While we have had some great growth in the past two years, I am excited about the next few years to incorporate lessons learned from running the program and collaborating with our partners to make us better. I know that without our federal, state, and private philanthropic partners, we would not be where we are today. Aside from USDA-Food and Nutrition Service and Texas Department of Agriculture as our regulating partners, some of our other partners are USDA-Texas Natural Resource Conservation Service (NRCS), the Whole Kids Foundation, the Mission Continues and the Junior Master Gardener Program from Texas A&M AgriLife Extension Service, and Texas Farm Bureau. 

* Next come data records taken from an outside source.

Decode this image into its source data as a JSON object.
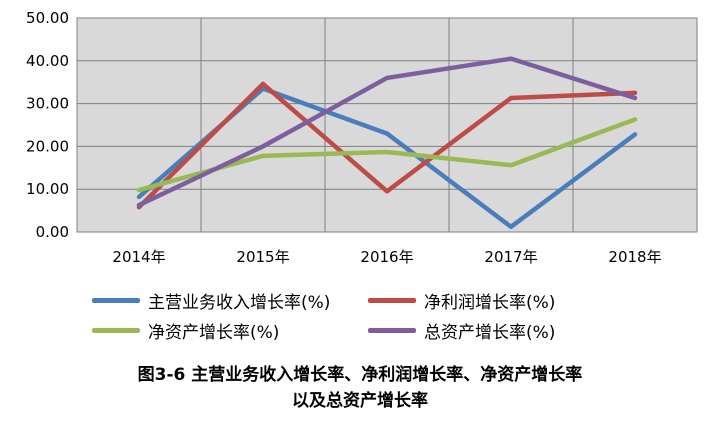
{
  "chart_data": {
    "type": "line",
    "categories": [
      "2014年",
      "2015年",
      "2016年",
      "2017年",
      "2018年"
    ],
    "ylim": [
      0,
      50
    ],
    "yticks": [
      "0.00",
      "10.00",
      "20.00",
      "30.00",
      "40.00",
      "50.00"
    ],
    "grid": true,
    "legend_position": "bottom",
    "series": [
      {
        "name": "主营业务收入增长率(%)",
        "color": "#4a7ebb",
        "values": [
          8.2,
          33.5,
          23.0,
          1.2,
          22.8
        ]
      },
      {
        "name": "净利润增长率(%)",
        "color": "#be4b48",
        "values": [
          5.8,
          34.6,
          9.5,
          31.3,
          32.5
        ]
      },
      {
        "name": "净资产增长率(%)",
        "color": "#98b954",
        "values": [
          9.8,
          17.8,
          18.7,
          15.6,
          26.3
        ]
      },
      {
        "name": "总资产增长率(%)",
        "color": "#7d5fa0",
        "values": [
          6.3,
          20.0,
          36.0,
          40.5,
          31.3
        ]
      }
    ]
  },
  "caption": {
    "line1": "图3-6  主营业务收入增长率、净利润增长率、净资产增长率",
    "line2": "以及总资产增长率"
  }
}
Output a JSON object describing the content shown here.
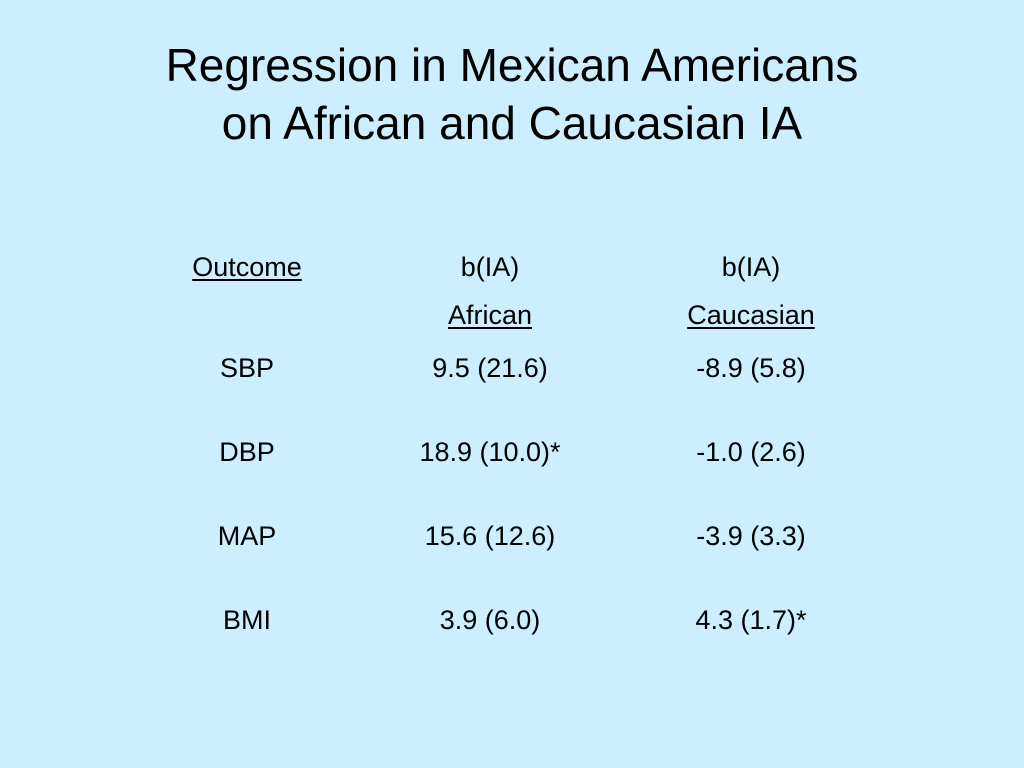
{
  "slide": {
    "title_line1": "Regression in Mexican Americans",
    "title_line2": "on African and Caucasian IA",
    "background_color": "#cceeff"
  },
  "table": {
    "header": {
      "outcome": "Outcome",
      "col_african_line1": "b(IA)",
      "col_african_line2": "African",
      "col_caucasian_line1": "b(IA)",
      "col_caucasian_line2": "Caucasian"
    },
    "rows": [
      {
        "outcome": "SBP",
        "african": "9.5 (21.6)",
        "caucasian": "-8.9 (5.8)"
      },
      {
        "outcome": "DBP",
        "african": "18.9 (10.0)*",
        "caucasian": "-1.0 (2.6)"
      },
      {
        "outcome": "MAP",
        "african": "15.6 (12.6)",
        "caucasian": "-3.9 (3.3)"
      },
      {
        "outcome": "BMI",
        "african": "3.9 (6.0)",
        "caucasian": "4.3 (1.7)*"
      }
    ]
  }
}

These five entities have seen the value of the work we do and have supported us tremendously. For example, the Whole Kids Foundation provided us with private philanthropic dollars to lay the foundation of our farm—without their initial investment, we would not be where we currently are. We have also had the opportunity to develop a long-term conservation plan for the farm with support from Texas-NRCS and to serve as a training location for Urban Conservationists, who also awarded a Conservation Innovation Grant to allow us to install an ADA pathway at our farm to make it more accessible for students and community members with disabilities. 

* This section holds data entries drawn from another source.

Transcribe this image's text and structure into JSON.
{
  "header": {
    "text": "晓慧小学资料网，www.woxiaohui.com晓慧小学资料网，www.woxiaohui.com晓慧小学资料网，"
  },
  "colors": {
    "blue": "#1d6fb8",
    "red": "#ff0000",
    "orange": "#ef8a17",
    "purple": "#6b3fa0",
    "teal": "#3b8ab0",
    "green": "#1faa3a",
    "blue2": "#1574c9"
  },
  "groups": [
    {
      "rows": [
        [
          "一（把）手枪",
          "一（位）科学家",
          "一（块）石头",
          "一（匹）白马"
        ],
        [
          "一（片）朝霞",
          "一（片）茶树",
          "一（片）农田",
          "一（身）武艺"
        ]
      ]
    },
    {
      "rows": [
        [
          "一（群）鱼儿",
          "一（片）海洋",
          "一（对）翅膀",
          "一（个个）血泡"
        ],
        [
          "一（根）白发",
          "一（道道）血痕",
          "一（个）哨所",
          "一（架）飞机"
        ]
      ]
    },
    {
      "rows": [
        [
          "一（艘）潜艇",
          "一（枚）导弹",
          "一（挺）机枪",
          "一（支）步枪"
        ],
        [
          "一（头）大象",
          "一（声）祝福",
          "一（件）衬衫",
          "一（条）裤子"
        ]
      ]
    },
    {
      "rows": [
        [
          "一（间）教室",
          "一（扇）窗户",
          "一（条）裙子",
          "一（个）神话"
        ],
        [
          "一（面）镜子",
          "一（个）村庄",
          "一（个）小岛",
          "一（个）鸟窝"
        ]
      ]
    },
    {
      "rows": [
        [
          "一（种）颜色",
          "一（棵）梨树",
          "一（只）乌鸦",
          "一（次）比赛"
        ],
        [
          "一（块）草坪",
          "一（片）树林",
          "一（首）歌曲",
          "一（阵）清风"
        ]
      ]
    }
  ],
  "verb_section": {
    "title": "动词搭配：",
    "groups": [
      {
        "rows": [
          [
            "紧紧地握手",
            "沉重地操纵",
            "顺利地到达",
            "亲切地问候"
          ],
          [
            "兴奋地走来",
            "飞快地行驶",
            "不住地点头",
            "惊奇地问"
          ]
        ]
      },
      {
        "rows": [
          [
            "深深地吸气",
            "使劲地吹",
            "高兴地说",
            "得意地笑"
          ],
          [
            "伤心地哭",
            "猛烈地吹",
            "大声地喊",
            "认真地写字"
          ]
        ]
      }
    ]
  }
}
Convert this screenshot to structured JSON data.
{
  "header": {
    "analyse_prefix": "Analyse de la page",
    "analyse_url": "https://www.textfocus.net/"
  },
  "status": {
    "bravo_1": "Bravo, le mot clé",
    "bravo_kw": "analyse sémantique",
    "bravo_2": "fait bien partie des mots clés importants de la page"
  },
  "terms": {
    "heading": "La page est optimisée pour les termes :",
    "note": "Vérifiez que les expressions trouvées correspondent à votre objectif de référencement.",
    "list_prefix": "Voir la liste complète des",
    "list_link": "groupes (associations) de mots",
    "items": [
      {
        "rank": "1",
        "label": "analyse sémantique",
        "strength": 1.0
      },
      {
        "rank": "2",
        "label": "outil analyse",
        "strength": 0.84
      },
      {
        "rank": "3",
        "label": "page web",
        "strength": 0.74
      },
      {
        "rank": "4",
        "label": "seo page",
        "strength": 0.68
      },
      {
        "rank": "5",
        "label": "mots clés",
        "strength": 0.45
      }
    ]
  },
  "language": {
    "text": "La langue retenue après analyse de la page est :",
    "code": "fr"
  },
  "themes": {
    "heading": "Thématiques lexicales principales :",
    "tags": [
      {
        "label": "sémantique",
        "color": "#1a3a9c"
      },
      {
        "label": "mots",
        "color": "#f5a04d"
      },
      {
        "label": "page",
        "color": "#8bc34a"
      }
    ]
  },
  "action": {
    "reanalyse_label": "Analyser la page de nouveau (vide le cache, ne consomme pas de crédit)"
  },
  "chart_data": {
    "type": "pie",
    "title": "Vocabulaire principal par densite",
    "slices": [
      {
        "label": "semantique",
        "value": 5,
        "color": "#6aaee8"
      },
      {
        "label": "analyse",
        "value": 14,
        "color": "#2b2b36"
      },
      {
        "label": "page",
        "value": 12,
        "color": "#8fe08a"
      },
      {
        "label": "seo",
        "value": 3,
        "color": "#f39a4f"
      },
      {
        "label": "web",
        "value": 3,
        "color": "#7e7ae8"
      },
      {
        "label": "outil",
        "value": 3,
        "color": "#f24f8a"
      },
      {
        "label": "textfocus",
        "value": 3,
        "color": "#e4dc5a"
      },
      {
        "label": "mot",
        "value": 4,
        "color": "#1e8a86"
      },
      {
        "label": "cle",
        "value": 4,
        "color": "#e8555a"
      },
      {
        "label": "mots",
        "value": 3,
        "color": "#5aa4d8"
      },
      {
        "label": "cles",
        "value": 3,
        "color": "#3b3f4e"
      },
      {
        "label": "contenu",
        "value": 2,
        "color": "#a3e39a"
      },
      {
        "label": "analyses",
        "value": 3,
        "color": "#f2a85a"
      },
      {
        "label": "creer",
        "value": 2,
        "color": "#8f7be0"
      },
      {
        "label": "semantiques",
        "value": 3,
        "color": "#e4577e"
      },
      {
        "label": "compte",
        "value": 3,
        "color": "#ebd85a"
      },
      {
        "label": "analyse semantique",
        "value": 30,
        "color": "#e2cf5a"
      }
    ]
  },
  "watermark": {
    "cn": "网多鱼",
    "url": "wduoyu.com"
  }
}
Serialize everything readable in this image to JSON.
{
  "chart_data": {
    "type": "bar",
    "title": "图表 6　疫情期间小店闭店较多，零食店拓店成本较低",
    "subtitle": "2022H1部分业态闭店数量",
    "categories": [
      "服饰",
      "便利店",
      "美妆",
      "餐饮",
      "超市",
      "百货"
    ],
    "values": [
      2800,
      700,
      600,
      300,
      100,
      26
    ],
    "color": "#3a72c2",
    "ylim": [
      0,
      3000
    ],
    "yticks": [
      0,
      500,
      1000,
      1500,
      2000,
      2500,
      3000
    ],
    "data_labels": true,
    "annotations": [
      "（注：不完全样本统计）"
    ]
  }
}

For several years, The Mission Continues has provided funding and volunteers for different projects that we needed at the farm: covered teaching pavilion, shade sails, raised beds, benches, shed, and compost bays. We also had the honor of serving as a national training site for graduates of one of their community service leadership programs. 

Another way we have improved our farm to school programming was by identifying a need for and developing a gardening curriculum. In a district survey about garden programs, over 100 schools responded saying they were interested in gardening but needed help with identifying curriculum and other resources to help them have a robust garden education program. With this data, we went to our friends at Junior Master Gardener and we worked to standardize the program across the district for early childhood and elementary schools. Currently, we are working with Texas A&M’s Department of Agriculture, Leadership, Education and Communications to enhance middle school focused garden-based education. 

Lastly, we have been able to develop a wonderful relationship with the Texas Farm Bureau and utilize the “Food Dollar” to show students where in the food chain their money goes. This partnership has also allowed us to provide teachers with more access to resources and opportunities to enhance the work they are doing to educate students about food, agriculture, and natural resource careers. 

This has been an overview of the efforts of Houston ISD’s Nutrition Services to go beyond the plate and ensure that students and families develop more than a consumer relationship with their food. The key takeaway is that our program is gaining traction not only because of what we as a department have done on our own, but because of the partnerships and relationships we have cultivated to help our kids eat better food, connect to the food they eat, and understand how it got to them. To those currently involved in farm to school, I encourage all of us to push ourselves to go beyond the status quo to continue growing and advancing the movement.